Au Mali, il est désormais possible de payer directement via son téléphone mobile pour des services tels que la carte d’identité, les contraventions de police et les actes d’État civil. Le Président de la Transition, SE le Colonel Assimi GOITA, a effectué le premier clic lors d’une cérémonie à Koulouba. Cette première phase, initialement déployée à Bamako, sera progressivement étendue à toutes les régions du Mali et aux représentations diplomatiques. Ce processus inclura progressivement tous les services publics, y compris les impôts et les marchés publics.
Le ministre de la Communication, de l’Économie numérique et de la Modernisation de l’Administration, Monsieur Alhamdou Ag ILYENE, a souligné l’importance de la digitalisation, affirmant qu’elle renforce la transparence et la responsabilité. « Elle contribue à une plus grande transparence des processus administratifs et renforce la confiance du public », a-t-il précisé. Il a ajouté que ce nouveau processus permettra de lutter efficacement contre la fraude, la corruption, le népotisme et les falsifications de documents administratifs, tout en améliorant l’accessibilité des citoyens aux services publics et privés grâce à des services numériques plus conviviaux, simples et accessibles indépendamment de la géographie, avec des réponses plus rapides, transparentes et pertinentes.
De plus, cette digitalisation améliorera la performance de l’administration en renforçant le système de suivi-évaluation et en optimisant la performance des agents de l’État à travers des outils d’évaluation, des lettres de mission et des contrats de performance.
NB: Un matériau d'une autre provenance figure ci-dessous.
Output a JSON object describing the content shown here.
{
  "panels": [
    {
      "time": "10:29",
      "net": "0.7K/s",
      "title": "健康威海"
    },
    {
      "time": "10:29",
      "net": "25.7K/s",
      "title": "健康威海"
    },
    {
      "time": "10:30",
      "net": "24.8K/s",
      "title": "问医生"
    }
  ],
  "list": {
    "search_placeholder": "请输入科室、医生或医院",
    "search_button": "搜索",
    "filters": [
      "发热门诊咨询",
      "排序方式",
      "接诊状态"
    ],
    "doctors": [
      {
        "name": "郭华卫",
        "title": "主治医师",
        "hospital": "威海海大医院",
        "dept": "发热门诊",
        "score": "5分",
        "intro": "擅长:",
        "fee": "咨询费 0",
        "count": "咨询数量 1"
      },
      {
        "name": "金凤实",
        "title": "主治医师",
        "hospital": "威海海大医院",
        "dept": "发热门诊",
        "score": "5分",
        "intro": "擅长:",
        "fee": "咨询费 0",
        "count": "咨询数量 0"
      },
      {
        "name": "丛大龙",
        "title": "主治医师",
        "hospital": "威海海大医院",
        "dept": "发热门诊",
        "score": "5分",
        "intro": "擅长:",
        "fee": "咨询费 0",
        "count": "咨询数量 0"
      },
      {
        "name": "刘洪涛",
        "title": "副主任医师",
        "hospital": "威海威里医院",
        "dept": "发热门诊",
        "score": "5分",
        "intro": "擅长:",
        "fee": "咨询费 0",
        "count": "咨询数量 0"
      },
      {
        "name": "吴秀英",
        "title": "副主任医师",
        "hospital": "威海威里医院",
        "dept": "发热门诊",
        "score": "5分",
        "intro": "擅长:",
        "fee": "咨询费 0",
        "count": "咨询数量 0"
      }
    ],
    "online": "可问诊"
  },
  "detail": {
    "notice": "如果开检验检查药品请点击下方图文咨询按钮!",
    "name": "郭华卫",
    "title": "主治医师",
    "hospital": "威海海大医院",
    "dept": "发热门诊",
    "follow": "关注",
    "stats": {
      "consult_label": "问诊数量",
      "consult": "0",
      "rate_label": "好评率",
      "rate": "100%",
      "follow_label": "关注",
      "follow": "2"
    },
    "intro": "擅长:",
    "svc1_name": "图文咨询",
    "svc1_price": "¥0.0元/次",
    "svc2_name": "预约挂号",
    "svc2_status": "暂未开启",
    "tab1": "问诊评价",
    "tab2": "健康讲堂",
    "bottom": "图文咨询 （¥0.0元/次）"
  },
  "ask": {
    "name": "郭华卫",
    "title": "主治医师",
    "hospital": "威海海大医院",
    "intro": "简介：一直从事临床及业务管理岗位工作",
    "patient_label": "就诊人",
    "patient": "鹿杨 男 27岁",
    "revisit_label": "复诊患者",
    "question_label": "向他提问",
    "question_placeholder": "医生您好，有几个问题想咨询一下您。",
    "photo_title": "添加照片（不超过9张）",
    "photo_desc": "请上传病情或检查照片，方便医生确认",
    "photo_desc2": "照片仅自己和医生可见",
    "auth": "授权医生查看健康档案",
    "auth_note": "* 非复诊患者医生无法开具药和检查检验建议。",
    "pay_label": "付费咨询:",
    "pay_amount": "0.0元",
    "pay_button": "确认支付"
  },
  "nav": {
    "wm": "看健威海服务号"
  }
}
Elle permettra également de réaliser des économies d’échelle en réduisant significativement certaines dépenses de l’État grâce à la mise en place d’une administration électronique.
Le Président de la Transition, SE le Colonel Assimi GOITA, a sollicité l’engagement et la collaboration de tous les agents concernés pour assurer le bon fonctionnement du système, soulignant que cela renforcera la gouvernance et la sécurité en garantissant une meilleure traçabilité des actions administratives et en renforçant la transparence et la responsabilité. Il a encouragé les citoyens à utiliser davantage ces plateformes pour permettre au Gouvernement à relever les défis de la modernisation. Il a également insisté sur l’importance d’intégrer les dimensions régionales et internationales dans le processus de digitalisation, afin de permettre à notre pays de mieux saisir les opportunités de développement et de croissance offertes par le numérique.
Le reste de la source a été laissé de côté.